Real-world use cases: from homelabs to infrastructure services
Let’s Encrypt highlights several scenarios where IP certificates make sense, and the common thread is clear: environments where DNS is unnecessary, overhead, or a poor fit for the technical goal.
Typical examples include:
- Securing services without domains, accepting reduced flexibility versus DNS-based setups
- Default landing pages at hosting providers, where users paste an IP into a browser and still expect HTTPS
- Infrastructure endpoints such as DNS over HTTPS (DoH) and other services that benefit from public certificate validation
- Remote access to home devices (NAS, lab gear, IoT) when there is no associated domain
- Ephemeral cloud infrastructure, including short-lived admin or test services, where a public IP exists
The broader signal is that the “web” is not only websites: more services use HTTPS as a secure transport layer even when a user never sees a friendly domain name.
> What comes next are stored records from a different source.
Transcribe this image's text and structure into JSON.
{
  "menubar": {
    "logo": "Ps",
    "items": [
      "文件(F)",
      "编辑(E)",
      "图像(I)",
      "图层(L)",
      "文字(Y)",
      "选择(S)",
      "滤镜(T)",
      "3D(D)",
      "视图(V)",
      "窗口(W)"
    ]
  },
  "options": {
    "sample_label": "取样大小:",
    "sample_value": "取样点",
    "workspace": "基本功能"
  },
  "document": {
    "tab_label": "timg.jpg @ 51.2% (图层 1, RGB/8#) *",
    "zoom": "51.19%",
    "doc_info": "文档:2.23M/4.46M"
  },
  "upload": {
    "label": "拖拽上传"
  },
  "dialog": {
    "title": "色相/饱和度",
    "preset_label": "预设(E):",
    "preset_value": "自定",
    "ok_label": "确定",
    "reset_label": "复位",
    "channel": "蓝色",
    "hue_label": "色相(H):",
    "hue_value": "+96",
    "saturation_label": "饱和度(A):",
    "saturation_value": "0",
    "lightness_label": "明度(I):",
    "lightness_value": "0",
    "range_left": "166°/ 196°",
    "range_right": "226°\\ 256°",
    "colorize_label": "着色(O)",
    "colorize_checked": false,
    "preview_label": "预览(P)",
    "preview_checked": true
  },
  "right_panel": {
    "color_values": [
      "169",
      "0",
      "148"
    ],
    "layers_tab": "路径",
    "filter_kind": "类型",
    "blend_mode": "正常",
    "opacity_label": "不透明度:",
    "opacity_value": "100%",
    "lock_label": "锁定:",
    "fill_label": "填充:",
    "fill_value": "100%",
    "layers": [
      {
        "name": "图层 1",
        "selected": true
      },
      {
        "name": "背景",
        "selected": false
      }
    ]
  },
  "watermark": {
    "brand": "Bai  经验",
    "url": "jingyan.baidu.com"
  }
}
Quick table: what changes with short-lived certificates
| Certificate type | Identifier | Validity | Profile / model | Best fit |
|---|---|---|---|---|
| “Standard” certificate | Domain (DNS) | 90 days | Default automated renewal | Public web, stable services, hybrid infra |
| Planned short-lived (transition) | Domain (DNS) | 45 days | Opt-in as the ecosystem adapts | Teams that want tighter rotation cycles |
| Ultra-short | Domain or IP | 160 hours | shortlived profile (ACME Profiles) | Homelabs, ephemeral endpoints, direct IP access |
A practical warning for operators: without automation, it won’t work
The downside of 160-hour certificates is obvious: renewing every few days is not realistic without solid automation and monitoring. At a minimum, that means:
- scheduled renewals with buffer time
- automated deployment of the new certificate
- alerting on renewal failures
- periodic external checks (especially if the endpoint is public)
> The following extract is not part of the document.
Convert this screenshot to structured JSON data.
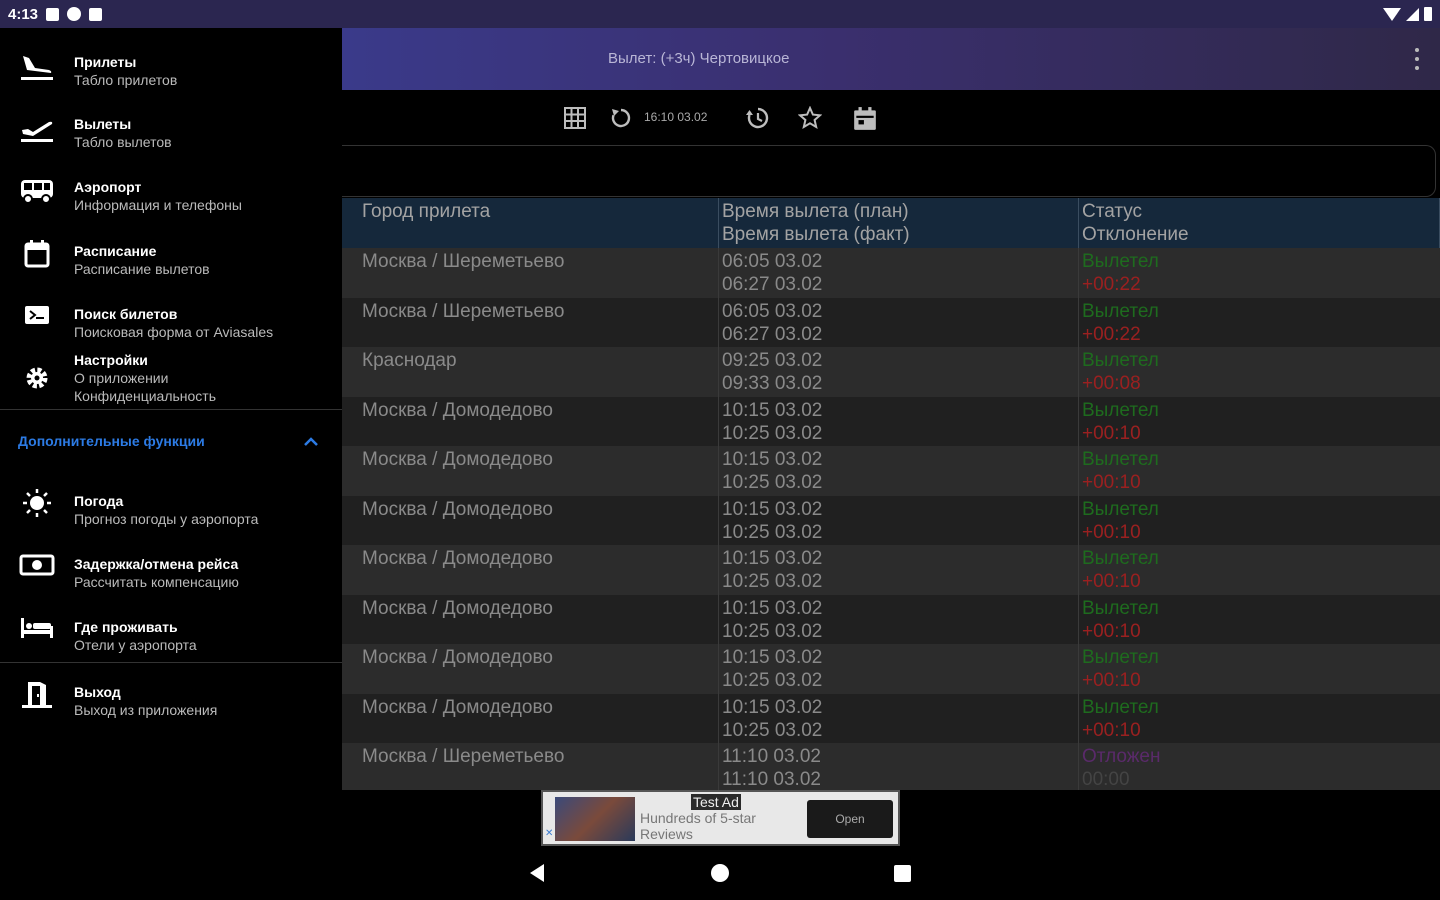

Let’s Encrypt does not hide the direction of travel: the plan is to reduce typical lifetimes over time—moving from 90 days to 45 days, starting with opt-in adoption and ecosystem improvements to make renewal more predictable at scale.
A small-sounding change with outsized implications
Issuing IP certificates at Let’s Encrypt’s scale is more than a convenience feature. It normalizes a pattern: encrypt by default even when DNS isn’t in the picture, using fast rotation as a security control.
For advanced users, the value is immediate: fewer insecure workarounds when building and exposing services. For the broader ecosystem, the message is deeper: TLS is moving away from “install it and forget it” and toward “rotate certificates the way you rotate secrets.”
FAQs
What’s the point of a TLS certificate for an IP if I can use dynamic DNS?
It’s for cases where you don’t want—or can’t rely on—DNS: labs, tests, ephemeral endpoints, infrastructure services, or direct IP workflows. A publicly trusted certificate avoids browser warnings and security exceptions.
Why does Let’s Encrypt cap IP certificates at 160 hours?
Because IP “ownership” can shift quickly (dynamic assignments, reallocation, ephemeral infra). A short lifetime reduces the risk of a certificate staying valid after the requester no longer controls that IP.
What do I need to issue an IP certificate with Let’s Encrypt?
An ACME client that supports ACME Profiles, and you must request the shortlived profile. Validation uses http-01 or tls-alpn-01 (not DNS-01).
How should I operate these in homelabs or dev environments?
With full automation: frequent renewal with buffer time, automatic deployment, alerting, and routine verification. If renewal is manual, expirations—and downtime—are likely.